Now, unless you actually believe in UFOs, and in the benevolence of their crews, this little fantasy does not seem very promising, for it is a fantasy about things that certainly never happened. Further, even if this had happened, it does seem to remove the mystery from language’s origins. Instead of something from nothing we have language handed to us on a platter. We learned it from some other folks, perhaps they were little short fellows with green skin, or perhaps they were the modern style aliens with pale complexions, catlike pupils in almond eyes and elongated heads.
But, and here is where we get to the heart of the matter, what would have to have been true in order for this to have worked? Just as the chimps before Ameslan were genetically the same as those after, so the clever before alien-instruction were the same as the proto-humans after. The species has not changed, the genome is the same – at least for the initial generation. The capacity for language would have to have been inherent in the brains of those clever apes. All the aliens did was activate that capacity. Once that happened the newly emergent proto-humans were able to sustain and further develop language on their own. Thus the critical event is something the precipitates a reconfiguration of existing capabilities.
However, language origins is not our problem. We are searching for the origins of music. So, instead of alien instruction in Hebrew or Sanskrit we can imagine alien instruction in samba or polka. The basic configuration and dynamics of the story remains the same. However, to make it real we have to get rid of those aliens and their instruction. Instead of the aliens we have only our group of clever apes. They are going to have to instruct one another.
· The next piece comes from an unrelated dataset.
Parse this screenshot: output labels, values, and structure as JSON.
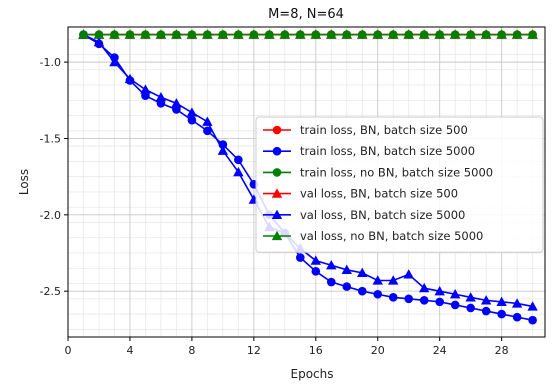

What we are looking for is a a way to get a gestalt switch in group dynamics that supports new modes of neural dynamics in the brains of individuals who are interacting with one another in a group.
Let us call this the Gestalt Origins Hypothesis:
Gestalt Origins: The precursor to music arose when groups of hominids interacted in a way that triggered a new configuration of operation in their existing nervous system.Notice that I talk of a precursor to music. I don’t think we can get from ape to music in a single bound. We need at least one precursor, something that is rhythmic, like music, but not yet fully formed. In order to get even that far, so my argument goes, our proto-humans need better control over their vocal cords than apes have, they need more rhythmic sophistication, and greater mimetic capacity.
Notice that this story says nothing about the adaptive value of music. I do intend to get around to that toward the end of the chapter, but that’s not my primary concern. My primary concern is getting our ancestors to the point where a gestalt switch can happen that will bring about a precursor to music, something we can call musicking. In order for that to happen we need to solve an adaptive problem or two. But those adaptations are not about music; they are about its precursors. Once music-making is going along smoothly we need another gestalt switch to differentiate it into language and music proper.